Running Jobs on Remote Resources with Pulsar


question Questions
  • How does pulsar work?

  • How can I deploy it?

objectives Objectives
  • Have an understanding of what Pulsar is and how it works

  • Install and configure a Pulsar server on a remote linux machine

  • Be able to get Galaxy to send jobs to a remote Pulsar server

requirements Requirements

time Time estimation: 60 minutes

Supporting Materials

last_modification Last modification: Jan 20, 2020


Pulsar is the Galaxy Project’s remote job running system. It was written by John Chilton (@jmchilton) of the Galaxy Project. It is a python server application that can accept jobs from a Galaxy server, submit them to a local resource and then send the results back to the originating Galaxy server.

More details on Pulsar can be found at:

Transport of data, tool information and other metadata can be configured as a web application via a RESTful interface or using a message passing system such as RabbitMQ.

At the Galaxy end, it is configured within the job_conf.xml file and uses one of two special Galaxy job runners.

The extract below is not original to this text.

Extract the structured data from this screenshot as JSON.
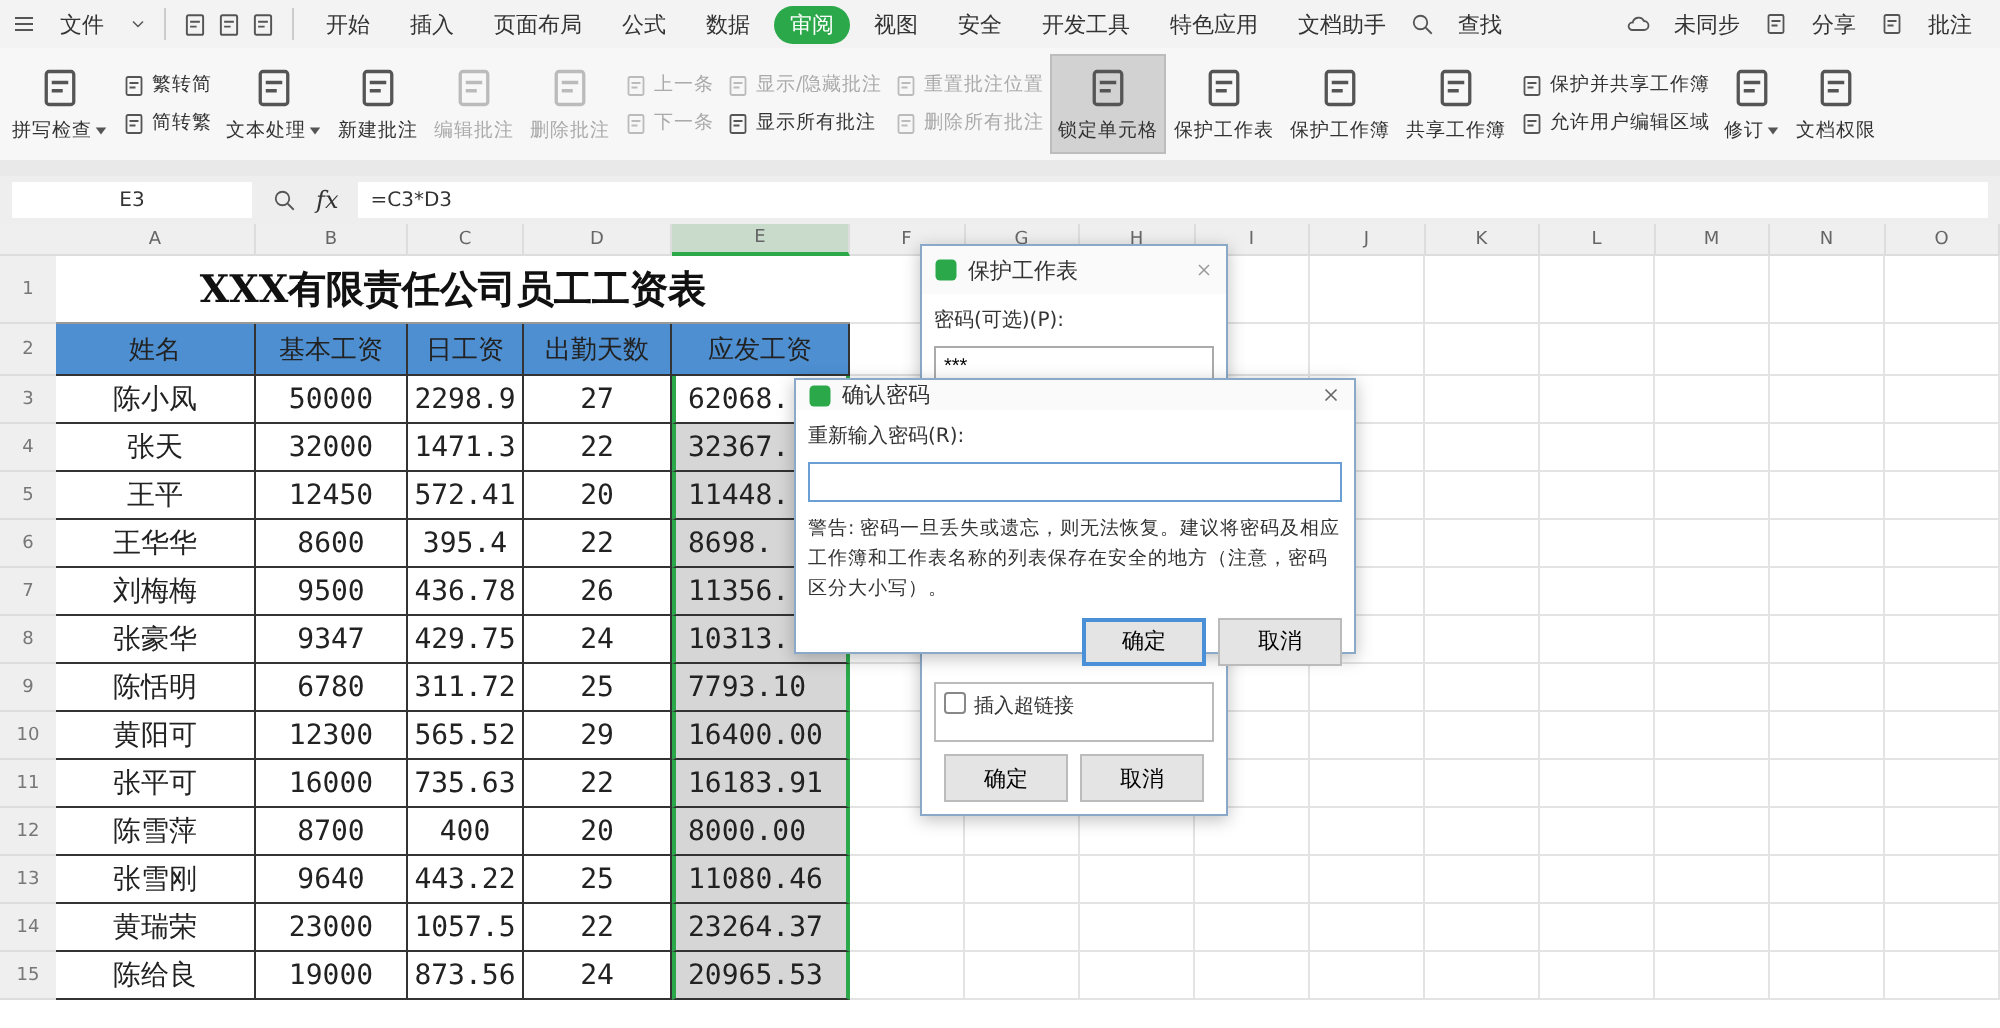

  • for the RESTful interface
  • for the message passing interface.

In this tutorial, we will:

  • Install and configure a Pulsar server on a remote linux machine using ansible
    • We will configure the Pulsar server to run via the RESTful interface
  • Configure our Galaxy servers to run a job there
  • Run a job remotely


  1. Installing the Pulsar Role
  2. Configuring Pulsar
  3. Configuring Galaxy
  4. Testing Pulsar

This tutorial assumes that you have:

  • A VM or machine where you will install Pulsar, and a directory in which the installation will be done. This tutorial assumes it is /mnt

Installing the Pulsar Role

We need to create a new ansible playbook to install Pulsar. We will be using a role written by Nate Coraor - galaxyproject.pulsar

hands_on Hands-on: Install the galaxyproject.pulsar ansible role

  1. From your ansible working directory, edit the requirements.yml file and add the following line:

    - galaxyproject.pulsar
  2. Now install it with:

    ansible-galaxy install -p roles -r requirements.yml

Configuring Pulsar

From the galaxyproject.pulsar ansible role documentation, we need to specify some variables.

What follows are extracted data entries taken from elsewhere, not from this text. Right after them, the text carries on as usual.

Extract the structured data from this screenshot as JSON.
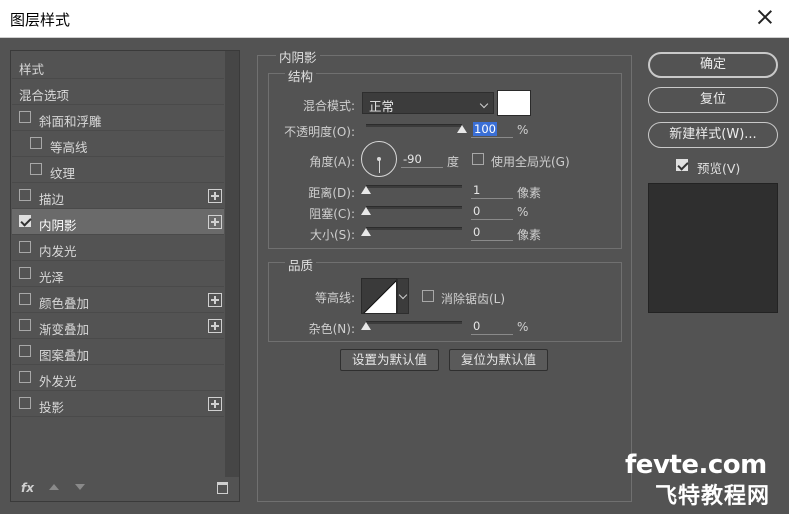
{
  "window": {
    "title": "图层样式"
  },
  "sidebar": {
    "items": [
      {
        "label": "样式",
        "checkbox": false,
        "checked": false,
        "plus": false,
        "indent": false,
        "selected": false
      },
      {
        "label": "混合选项",
        "checkbox": false,
        "checked": false,
        "plus": false,
        "indent": false,
        "selected": false
      },
      {
        "label": "斜面和浮雕",
        "checkbox": true,
        "checked": false,
        "plus": false,
        "indent": false,
        "selected": false
      },
      {
        "label": "等高线",
        "checkbox": true,
        "checked": false,
        "plus": false,
        "indent": true,
        "selected": false
      },
      {
        "label": "纹理",
        "checkbox": true,
        "checked": false,
        "plus": false,
        "indent": true,
        "selected": false
      },
      {
        "label": "描边",
        "checkbox": true,
        "checked": false,
        "plus": true,
        "indent": false,
        "selected": false
      },
      {
        "label": "内阴影",
        "checkbox": true,
        "checked": true,
        "plus": true,
        "indent": false,
        "selected": true
      },
      {
        "label": "内发光",
        "checkbox": true,
        "checked": false,
        "plus": false,
        "indent": false,
        "selected": false
      },
      {
        "label": "光泽",
        "checkbox": true,
        "checked": false,
        "plus": false,
        "indent": false,
        "selected": false
      },
      {
        "label": "颜色叠加",
        "checkbox": true,
        "checked": false,
        "plus": true,
        "indent": false,
        "selected": false
      },
      {
        "label": "渐变叠加",
        "checkbox": true,
        "checked": false,
        "plus": true,
        "indent": false,
        "selected": false
      },
      {
        "label": "图案叠加",
        "checkbox": true,
        "checked": false,
        "plus": false,
        "indent": false,
        "selected": false
      },
      {
        "label": "外发光",
        "checkbox": true,
        "checked": false,
        "plus": false,
        "indent": false,
        "selected": false
      },
      {
        "label": "投影",
        "checkbox": true,
        "checked": false,
        "plus": true,
        "indent": false,
        "selected": false
      }
    ],
    "fx_label": "fx"
  },
  "panel": {
    "title": "内阴影",
    "structure": {
      "title": "结构",
      "blend_mode_label": "混合模式:",
      "blend_mode_value": "正常",
      "opacity_label": "不透明度(O):",
      "opacity_value": "100",
      "opacity_unit": "%",
      "opacity_level": 1.0,
      "angle_label": "角度(A):",
      "angle_value": "-90",
      "angle_unit": "度",
      "global_light_label": "使用全局光(G)",
      "global_light_checked": false,
      "distance_label": "距离(D):",
      "distance_value": "1",
      "distance_unit": "像素",
      "distance_level": 0.0,
      "choke_label": "阻塞(C):",
      "choke_value": "0",
      "choke_unit": "%",
      "choke_level": 0.0,
      "size_label": "大小(S):",
      "size_value": "0",
      "size_unit": "像素",
      "size_level": 0.0
    },
    "quality": {
      "title": "品质",
      "contour_label": "等高线:",
      "anti_alias_label": "消除锯齿(L)",
      "anti_alias_checked": false,
      "noise_label": "杂色(N):",
      "noise_value": "0",
      "noise_unit": "%",
      "noise_level": 0.0
    },
    "make_default_label": "设置为默认值",
    "reset_default_label": "复位为默认值"
  },
  "actions": {
    "ok_label": "确定",
    "reset_label": "复位",
    "new_style_label": "新建样式(W)...",
    "preview_label": "预览(V)",
    "preview_checked": true
  },
  "watermark": {
    "line1": "fevte.com",
    "line2": "飞特教程网"
  },
  "colors": {
    "background": "#535353",
    "highlight": "#3a6fd6",
    "swatch": "#ffffff"
  }
}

There is one required variable:

pulsar_server_dir - The location in which to install pulsar

Then there are a lot of optional variables. They are listed here for information. We will set some for this tutorial but not all.

Variable Name Description Default
pulsar_pip_install Set to true to get pulsar to be sourced from pip. false
pulsar_yaml_config a YAML dictionary whose contents will be used to create Pulsar’s app.yml  
pulsar_git_repo Upstream git repository from which Pulsar should be cloned.
pulsar_changeset_id A changeset id, tag, branch, or other valid git identifier for which version of Pulsar to load master
pulsar_venv_dir The role will create a virtualenv from which Pulsar will run <pulsar_server_dir>/venv if installing via pip, <pulsar_server_dir>/.venv if not.
pulsar_config_dir Directory that will be used for Pulsar configuration files. <pulsar_server_dir>/config if installing via pip, <pulsar_server_dir> if not
pulsar_optional_dependencies List of optional dependency modules to install, depending on which features you are enabling. None
pulsar_install_environments Installing dependencies may require setting certain environment variables to compile successfully.  

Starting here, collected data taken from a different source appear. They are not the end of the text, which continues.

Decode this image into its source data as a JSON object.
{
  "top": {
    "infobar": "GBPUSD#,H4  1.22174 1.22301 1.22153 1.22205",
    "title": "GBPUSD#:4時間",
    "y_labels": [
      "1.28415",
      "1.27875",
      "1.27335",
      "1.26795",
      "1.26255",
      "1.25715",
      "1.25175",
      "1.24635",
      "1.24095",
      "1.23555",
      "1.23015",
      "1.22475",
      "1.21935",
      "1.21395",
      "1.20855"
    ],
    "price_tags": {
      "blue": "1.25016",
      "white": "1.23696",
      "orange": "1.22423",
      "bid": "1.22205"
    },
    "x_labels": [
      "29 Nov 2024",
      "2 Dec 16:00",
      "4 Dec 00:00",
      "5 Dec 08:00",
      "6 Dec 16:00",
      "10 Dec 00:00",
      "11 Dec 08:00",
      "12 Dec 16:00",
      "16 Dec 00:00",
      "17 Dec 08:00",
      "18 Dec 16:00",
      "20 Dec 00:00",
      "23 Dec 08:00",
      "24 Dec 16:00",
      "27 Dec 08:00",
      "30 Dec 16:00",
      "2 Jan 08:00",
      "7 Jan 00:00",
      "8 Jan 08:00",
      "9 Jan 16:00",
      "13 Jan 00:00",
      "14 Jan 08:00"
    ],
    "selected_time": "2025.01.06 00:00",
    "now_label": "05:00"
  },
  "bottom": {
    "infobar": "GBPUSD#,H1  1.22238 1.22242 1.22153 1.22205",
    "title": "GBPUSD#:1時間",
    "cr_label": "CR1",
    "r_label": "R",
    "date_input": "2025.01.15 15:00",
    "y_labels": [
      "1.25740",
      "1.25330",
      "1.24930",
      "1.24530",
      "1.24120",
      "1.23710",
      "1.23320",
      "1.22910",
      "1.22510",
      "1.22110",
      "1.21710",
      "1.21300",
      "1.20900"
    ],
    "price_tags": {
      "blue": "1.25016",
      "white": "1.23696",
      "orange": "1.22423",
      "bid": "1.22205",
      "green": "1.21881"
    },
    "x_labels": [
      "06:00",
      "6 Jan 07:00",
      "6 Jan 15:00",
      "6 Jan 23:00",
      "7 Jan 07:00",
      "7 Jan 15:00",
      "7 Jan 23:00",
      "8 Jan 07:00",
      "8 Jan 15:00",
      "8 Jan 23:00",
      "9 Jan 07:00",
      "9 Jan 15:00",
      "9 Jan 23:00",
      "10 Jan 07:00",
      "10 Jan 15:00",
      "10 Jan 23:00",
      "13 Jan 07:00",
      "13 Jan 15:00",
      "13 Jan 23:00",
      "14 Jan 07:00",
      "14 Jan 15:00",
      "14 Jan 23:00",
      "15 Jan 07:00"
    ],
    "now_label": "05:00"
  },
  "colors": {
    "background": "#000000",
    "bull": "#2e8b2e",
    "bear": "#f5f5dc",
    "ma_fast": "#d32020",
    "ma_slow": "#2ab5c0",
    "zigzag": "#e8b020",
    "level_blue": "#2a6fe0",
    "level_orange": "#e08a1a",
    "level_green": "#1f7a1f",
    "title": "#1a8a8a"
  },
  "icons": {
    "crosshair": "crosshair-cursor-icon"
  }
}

Additional options from Pulsar’s server.ini are configurable via the following variables (these options are explained in the Pulsar documentation and server.ini.sample):

Variable Description Default
pulsar_host This is the interface pulsar will listen to, we will set it to localhost
pulsar_port   8913
pulsar_uwsgi_socket If unset, uWSGI will be configured to listen for HTTP requests on pulsar_host port pulsar_port; If set, uWSGI will listen for uWSGI protocol connections on this socket. unset
pulsar_uwsgi_options Hash (dictionary) of additional uWSGI options to place in the [uwsgi] section of server.ini {}

Some of the other options we will be using are:

  • We are going to run in RESTful mode so we will need to specify a private_token variable so we can “secure” the connection. (For a given value of “secure”.)
  • We will be using the uwsgi web server to host the RESTful interface.
  • We will set the tool dependencies to rely on conda for tool installs.

hands_on Hands-on: Configure pulsar group variables

  1. Create a new file in group_vars called pulsarservers.yml and set some of the above variables as well as some others.

    pulsar_server_dir: /mnt/pulsar/server
    pulsar_venv_dir: /mnt/pulsar/venv
    pulsar_config_dir: /mnt/pulsar/config
    pulsar_staging_dir: /mnt/pulsar/staging
    pulsar_pip_install: true
    pulsar_systemd: true
    pulsar_port: 8913
    private_token: '<some_really_long_string_here>'
      - pyOpenSSL
      - psutil
      - pycurl
      - requests
      - poster
      dependency_resolvers_config_file: dependency_resolvers_conf.xml
      conda_auto_init: True
      conda_auto_install: True
      staging_directory: "{{ pulsar_staging_dir }}"
      private_token: "{{ private_token }}"
  2. Replace <some_really_long_string_here> with a long randomish (or not) string.

  3. Add the following lines to your hosts file:

    <ip_address of your pulsar server>

We will now write a new playbook for the pulsar installation similar to the one we did for the CVMFS installation earlier in the week.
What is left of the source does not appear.